Bölüm 4

15 2 0
                                    

Bir hafta önce:

   " Ayame, Kuzey batı tarafından bir kişi bögleye girdi. Durumundan anladığım kadarı ile yaralı ve yorgundu. Ayrıca içeri girer girmez bayıldı. Bayılmasından dolayı bu bölgeye girme amacını tam olarak anlayamadım fakat birilerinden kaçtığı bariz belli oluyordu. Bu yüzden içeri giren kişiyi öldürmedim. Senin iyi niyetini gördüğümüz için senin gibi başka insanlara da şans vermek istedik. Bu yüzden niyetini öğrendiğimiz kişileri niyetine göre yargılıyoruz bunu biliyorsun. Senden istediğim her ne kadar başarılı olacağını sanmasam da öğrettiğimizi o adamın üstünde uygulamanı istiyoruz. Git bul o adamı ve öğrendiklerini uygulamaya çalış."

    "Tamam hemen yola çıkıyorum. Elimden gelenin en iyisini yapmak için uğraşacağım."  diyerek yola çıktı Ayame.

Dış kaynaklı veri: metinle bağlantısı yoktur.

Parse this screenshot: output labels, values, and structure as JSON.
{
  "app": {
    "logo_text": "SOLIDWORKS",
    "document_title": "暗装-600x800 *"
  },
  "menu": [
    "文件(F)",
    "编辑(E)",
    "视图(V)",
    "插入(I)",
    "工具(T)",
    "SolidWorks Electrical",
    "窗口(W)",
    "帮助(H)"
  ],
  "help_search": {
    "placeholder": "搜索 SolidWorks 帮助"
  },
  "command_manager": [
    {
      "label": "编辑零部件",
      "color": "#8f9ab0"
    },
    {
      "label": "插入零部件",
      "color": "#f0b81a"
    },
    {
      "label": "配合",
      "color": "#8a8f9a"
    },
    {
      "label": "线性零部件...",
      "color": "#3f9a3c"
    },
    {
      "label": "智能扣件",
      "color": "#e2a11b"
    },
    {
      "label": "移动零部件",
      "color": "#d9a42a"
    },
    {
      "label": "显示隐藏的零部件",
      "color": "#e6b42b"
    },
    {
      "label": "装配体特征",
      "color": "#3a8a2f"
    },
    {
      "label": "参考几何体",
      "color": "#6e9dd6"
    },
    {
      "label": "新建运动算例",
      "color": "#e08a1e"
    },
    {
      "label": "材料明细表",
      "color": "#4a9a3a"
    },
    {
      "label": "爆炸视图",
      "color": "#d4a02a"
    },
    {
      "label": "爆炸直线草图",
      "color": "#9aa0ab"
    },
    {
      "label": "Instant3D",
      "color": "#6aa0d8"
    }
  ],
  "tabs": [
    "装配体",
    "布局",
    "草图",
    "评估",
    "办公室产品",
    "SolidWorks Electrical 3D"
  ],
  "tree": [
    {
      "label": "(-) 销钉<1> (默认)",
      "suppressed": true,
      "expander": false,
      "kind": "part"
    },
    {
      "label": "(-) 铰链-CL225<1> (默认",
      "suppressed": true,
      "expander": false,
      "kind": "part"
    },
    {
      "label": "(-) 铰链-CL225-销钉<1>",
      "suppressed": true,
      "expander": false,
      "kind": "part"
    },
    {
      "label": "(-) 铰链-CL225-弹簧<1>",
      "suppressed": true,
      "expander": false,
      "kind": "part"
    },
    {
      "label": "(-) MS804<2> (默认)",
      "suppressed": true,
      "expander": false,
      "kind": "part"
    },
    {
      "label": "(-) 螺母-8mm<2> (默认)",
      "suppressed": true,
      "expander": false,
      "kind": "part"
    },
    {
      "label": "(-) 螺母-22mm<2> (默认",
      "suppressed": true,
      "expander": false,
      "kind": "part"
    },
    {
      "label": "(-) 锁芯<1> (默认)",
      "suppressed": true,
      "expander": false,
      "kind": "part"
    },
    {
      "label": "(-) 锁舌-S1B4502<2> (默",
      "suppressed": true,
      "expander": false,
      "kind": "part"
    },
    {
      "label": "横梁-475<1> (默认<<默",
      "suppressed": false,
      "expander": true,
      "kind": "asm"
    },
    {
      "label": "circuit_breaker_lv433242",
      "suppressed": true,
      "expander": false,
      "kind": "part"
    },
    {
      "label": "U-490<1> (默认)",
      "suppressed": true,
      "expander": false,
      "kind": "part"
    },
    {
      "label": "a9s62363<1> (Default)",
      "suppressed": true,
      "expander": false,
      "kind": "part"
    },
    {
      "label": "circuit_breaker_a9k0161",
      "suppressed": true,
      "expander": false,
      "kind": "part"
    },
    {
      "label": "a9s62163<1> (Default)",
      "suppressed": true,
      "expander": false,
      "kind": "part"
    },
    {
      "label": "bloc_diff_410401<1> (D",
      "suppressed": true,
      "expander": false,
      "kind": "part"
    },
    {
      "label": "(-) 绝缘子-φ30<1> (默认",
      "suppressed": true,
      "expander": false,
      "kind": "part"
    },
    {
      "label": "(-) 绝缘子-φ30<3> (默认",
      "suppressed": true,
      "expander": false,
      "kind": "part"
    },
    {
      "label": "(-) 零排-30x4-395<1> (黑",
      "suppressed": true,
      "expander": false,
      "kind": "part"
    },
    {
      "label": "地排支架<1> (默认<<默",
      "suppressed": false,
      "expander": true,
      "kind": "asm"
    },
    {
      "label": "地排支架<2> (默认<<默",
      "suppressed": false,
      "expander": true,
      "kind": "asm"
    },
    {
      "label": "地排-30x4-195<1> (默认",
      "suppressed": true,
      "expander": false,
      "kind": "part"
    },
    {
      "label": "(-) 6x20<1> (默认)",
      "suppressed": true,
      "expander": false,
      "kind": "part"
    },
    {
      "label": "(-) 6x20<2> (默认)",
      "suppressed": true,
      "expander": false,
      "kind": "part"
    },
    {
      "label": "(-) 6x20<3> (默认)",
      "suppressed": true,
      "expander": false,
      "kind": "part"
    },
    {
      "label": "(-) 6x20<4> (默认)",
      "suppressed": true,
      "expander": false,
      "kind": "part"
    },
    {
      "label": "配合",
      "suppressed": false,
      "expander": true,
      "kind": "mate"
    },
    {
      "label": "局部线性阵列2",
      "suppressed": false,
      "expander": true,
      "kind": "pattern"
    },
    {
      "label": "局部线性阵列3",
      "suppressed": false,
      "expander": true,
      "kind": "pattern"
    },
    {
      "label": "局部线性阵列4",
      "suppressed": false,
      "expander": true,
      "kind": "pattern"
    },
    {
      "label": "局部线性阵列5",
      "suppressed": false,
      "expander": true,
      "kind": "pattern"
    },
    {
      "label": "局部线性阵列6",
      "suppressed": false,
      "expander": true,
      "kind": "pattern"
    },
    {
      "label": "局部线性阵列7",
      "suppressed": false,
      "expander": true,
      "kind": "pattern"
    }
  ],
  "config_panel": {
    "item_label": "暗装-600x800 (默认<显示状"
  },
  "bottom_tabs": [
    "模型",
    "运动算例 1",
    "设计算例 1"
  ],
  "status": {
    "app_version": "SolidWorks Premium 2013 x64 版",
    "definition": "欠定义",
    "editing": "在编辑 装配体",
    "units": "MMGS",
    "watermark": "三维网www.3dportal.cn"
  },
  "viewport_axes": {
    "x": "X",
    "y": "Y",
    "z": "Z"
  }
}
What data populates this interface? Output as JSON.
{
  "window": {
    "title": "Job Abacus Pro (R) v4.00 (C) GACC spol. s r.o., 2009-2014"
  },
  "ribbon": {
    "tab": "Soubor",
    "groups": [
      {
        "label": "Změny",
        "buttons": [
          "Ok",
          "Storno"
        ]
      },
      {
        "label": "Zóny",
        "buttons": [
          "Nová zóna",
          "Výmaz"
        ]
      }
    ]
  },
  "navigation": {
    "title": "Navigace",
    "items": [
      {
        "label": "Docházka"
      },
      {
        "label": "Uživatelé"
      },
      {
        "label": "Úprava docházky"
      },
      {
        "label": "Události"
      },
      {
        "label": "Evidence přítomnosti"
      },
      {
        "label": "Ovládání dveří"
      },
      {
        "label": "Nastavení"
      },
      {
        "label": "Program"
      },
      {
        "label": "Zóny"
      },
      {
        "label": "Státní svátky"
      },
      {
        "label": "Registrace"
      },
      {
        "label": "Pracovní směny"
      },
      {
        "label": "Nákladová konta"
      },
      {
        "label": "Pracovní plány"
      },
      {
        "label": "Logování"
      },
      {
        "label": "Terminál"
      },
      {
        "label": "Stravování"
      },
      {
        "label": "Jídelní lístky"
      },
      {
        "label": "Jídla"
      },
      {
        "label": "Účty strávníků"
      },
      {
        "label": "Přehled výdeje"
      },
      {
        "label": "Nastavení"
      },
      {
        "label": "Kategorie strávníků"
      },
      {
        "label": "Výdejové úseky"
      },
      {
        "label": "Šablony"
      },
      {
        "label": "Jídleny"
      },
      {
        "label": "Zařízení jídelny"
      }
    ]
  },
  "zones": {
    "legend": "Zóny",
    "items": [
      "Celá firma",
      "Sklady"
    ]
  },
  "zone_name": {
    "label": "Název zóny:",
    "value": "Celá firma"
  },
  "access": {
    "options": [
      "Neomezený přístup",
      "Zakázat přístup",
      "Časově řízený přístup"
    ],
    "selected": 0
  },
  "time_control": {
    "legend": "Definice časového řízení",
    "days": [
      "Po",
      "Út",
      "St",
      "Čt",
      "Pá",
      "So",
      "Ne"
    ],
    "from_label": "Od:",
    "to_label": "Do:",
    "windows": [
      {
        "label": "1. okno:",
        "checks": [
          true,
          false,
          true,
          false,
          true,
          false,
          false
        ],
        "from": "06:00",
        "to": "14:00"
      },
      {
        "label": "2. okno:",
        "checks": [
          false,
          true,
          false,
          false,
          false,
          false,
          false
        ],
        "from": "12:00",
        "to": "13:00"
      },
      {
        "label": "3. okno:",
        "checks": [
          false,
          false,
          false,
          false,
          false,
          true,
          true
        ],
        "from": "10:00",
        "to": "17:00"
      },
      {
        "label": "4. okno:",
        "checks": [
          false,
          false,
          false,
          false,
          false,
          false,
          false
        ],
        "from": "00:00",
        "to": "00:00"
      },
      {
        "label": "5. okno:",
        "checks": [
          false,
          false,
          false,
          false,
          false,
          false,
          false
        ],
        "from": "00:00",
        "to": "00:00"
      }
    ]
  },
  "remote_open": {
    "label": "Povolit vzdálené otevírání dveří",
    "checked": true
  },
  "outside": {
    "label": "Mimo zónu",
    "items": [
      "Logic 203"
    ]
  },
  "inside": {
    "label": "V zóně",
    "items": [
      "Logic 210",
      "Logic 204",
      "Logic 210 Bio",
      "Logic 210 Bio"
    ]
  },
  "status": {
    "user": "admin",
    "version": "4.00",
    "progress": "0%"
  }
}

...................................

     O sırada Hava Krallığından Taro adında kimsesiz yirmi yaşlarında bir genç pazarın bir köşesinde elindeki malzemeleri satmaya çalışıyordu. Taro geçimini bir çeşit eskici olarak sağlıyordu. İnsanlardan hurda değerine aldığı eşyaları tamir edip, temizledikten sonra pazar pazar dolaşıp satmaya uğraşıyordu. Arada sırada aç kaldığı zamanlarda oluyordu. Taro daha on yaşlarındayken annesi ile babası şiddetli geçimsizlik yüzünden boşanmıştı. Annesinin yanında hayata devam ederken o talihsiz olay başına gelmişti. Annesi kışın evde yakmak için ormana odun toplamaya gittiği vakit haydutlar tarafından saldırıya uğramış ve tecavüz edildikten sonra öldürülmüştü. Yaklaşık on iki yaşından itibaren sağdan soldan aldığı yardımlarla karnını doyurmuştu. Kasabasında Akrabası yoktu. Hoş olsa bile yanlarına gidemezdi. Çünkü boşanmak demek o aile için yüz karası olmak demek ile eş değerdi. Bu yüzden kim boşanmış birisinin çocuğunu yanına alırdı? Bu olumsuzluklarla beraber Düzgün bir okul eğitimi almamış, görgü ve ahlak kurallarını öğrenememiş birisi olduğundan dolayı kendisine bir iş vermemişlerdi. Bu yüzden kendi çabaları ve kendisini seven komşu yardımlarıyla bir şekilde hayata tutunmuştu.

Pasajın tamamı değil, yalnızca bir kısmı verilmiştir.